You can't infinitely suffer. Putting aside the materialistic nature of physical or mental suffering somehow having to keep going after death, suffering devoid of any context of what not suffering 'feels' like ceases to be suffering by any measure. For the same reason a promise of eternal joy is hollow as it's impossible to feel eternal joy without the context of pain or loss. Those who try and seek it in life, destroy themselves.

Can the memory of pain and loss provide the context for eternal joy?   Christ's resurrected body retained the marks of his crucifixion.

Why would it for us though?

Though related to your point it would make even less sense for god to punish with eternal pain when he experienced physical and psychological pain for a few days and it broke him.

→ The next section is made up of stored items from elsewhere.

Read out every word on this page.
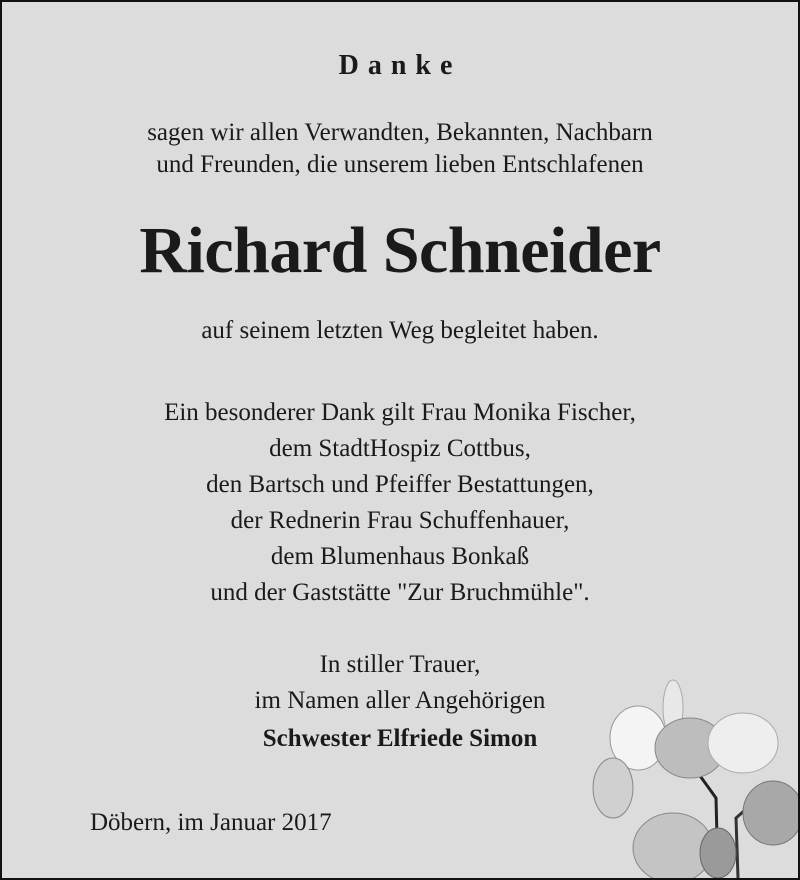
Danke
sagen wir allen Verwandten, Bekannten, Nachbarn
und Freunden, die unserem lieben Entschlafenen
Richard Schneider
auf seinem letzten Weg begleitet haben.
Ein besonderer Dank gilt Frau Monika Fischer,
dem StadtHospiz Cottbus,
den Bartsch und Pfeiffer Bestattungen,
der Rednerin Frau Schuffenhauer,
dem Blumenhaus Bonkaß
und der Gaststätte "Zur Bruchmühle".
In stiller Trauer,
im Namen aller Angehörigen
Schwester Elfriede Simon
Döbern, im Januar 2017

Why would it not for us, when Christ's resurrection, as the Firstborn from the Dead, is what accomplishes our own?

Christ was broken and died, and then restored, as the promise is that we may be as well.  The tradition of felix culpa within Christianity emphasizes that what is broken and then healed is in some sense more whole and blessed than had nothing been broken.  It is what allows us to know grace.

That doesn't answer my question. You've just pointed to two examples of knowing joy from pain or in the case of felix culpa, gain from loss.

If you feel joy for infinity, into which the finite time of feeling pain  isn't divisible, it's not joy. It's a new neutral equilibrium.

I agree emotion has a relative aspect, but I don't believe it is merely relative.